Context: While both environmental and genetic factors are important in the etiology of psychoactive substance use (PSU), we know little of how these influences differ through development.
Objective: To clarify the changing role of genes and environment in PSU from early adolescence through middle adulthood.
Design: Retrospective assessment by life history calendar, with univariate and bivariate structural modeling.
Setting: General community.
Participants: A total of 1796 members of male-male pairs from the Virginia Adult Twin Study of Psychiatric and Substance Use Disorders.
Main outcome measures: Levels of use of alcohol, caffeine, cannabis, and nicotine recorded for every year of the respondent's life.
Results: For nicotine, alcohol, and cannabis, familial environmental factors were critical in influencing use in early adolescence and gradually declined in importance through young adulthood. Genetic factors, by contrast, had little or no influence on PSU in early adolescence and gradually increased in their effect with increasing age. The sources of individual differences in caffeine use changed much more modestly over time. Substantial correlations were seen among levels of cannabis, nicotine, and alcohol use and specifically between caffeine and nicotine. In adolescence, those correlations were strongly influenced by shared effects from the familial environment. However, as individuals aged, more and more of the correlation in PSU resulted from genetic factors that influenced use of both substances.

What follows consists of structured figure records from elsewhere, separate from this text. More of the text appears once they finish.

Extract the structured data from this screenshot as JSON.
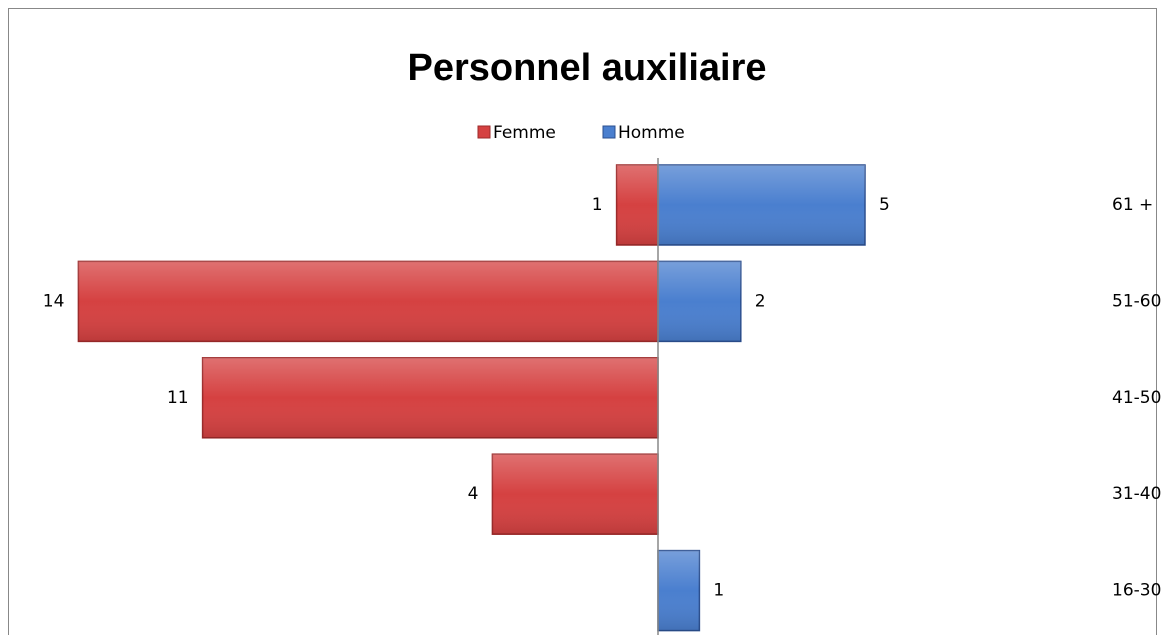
{
  "chart_data": {
    "type": "bar",
    "orientation": "horizontal-diverging",
    "title": "Personnel auxiliaire",
    "categories": [
      "61 +",
      "51-60",
      "41-50",
      "31-40",
      "16-30"
    ],
    "series": [
      {
        "name": "Femme",
        "color": "#d54141",
        "values": [
          1,
          14,
          11,
          4,
          null
        ]
      },
      {
        "name": "Homme",
        "color": "#4a7fcf",
        "values": [
          5,
          2,
          null,
          null,
          1
        ]
      }
    ],
    "legend": "top"
  }
}
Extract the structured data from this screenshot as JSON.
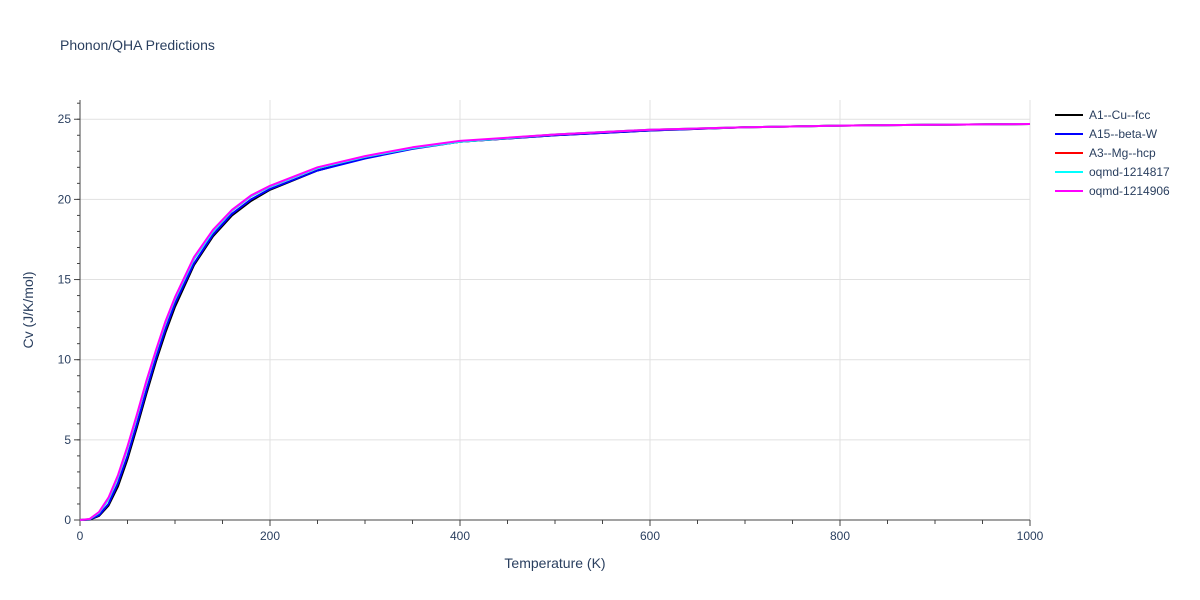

Conclusions: These results support an etiologic model for individual differences in PSU in which initiation and early patterns of use are strongly influenced by social and familial environmental factors while later levels of use are strongly influenced by genetic factors. The substantial correlations seen in levels of PSU across substances are largely the result of social environmental factors in adolescence, with genetic factors becoming progressively more important through early and middle adulthood.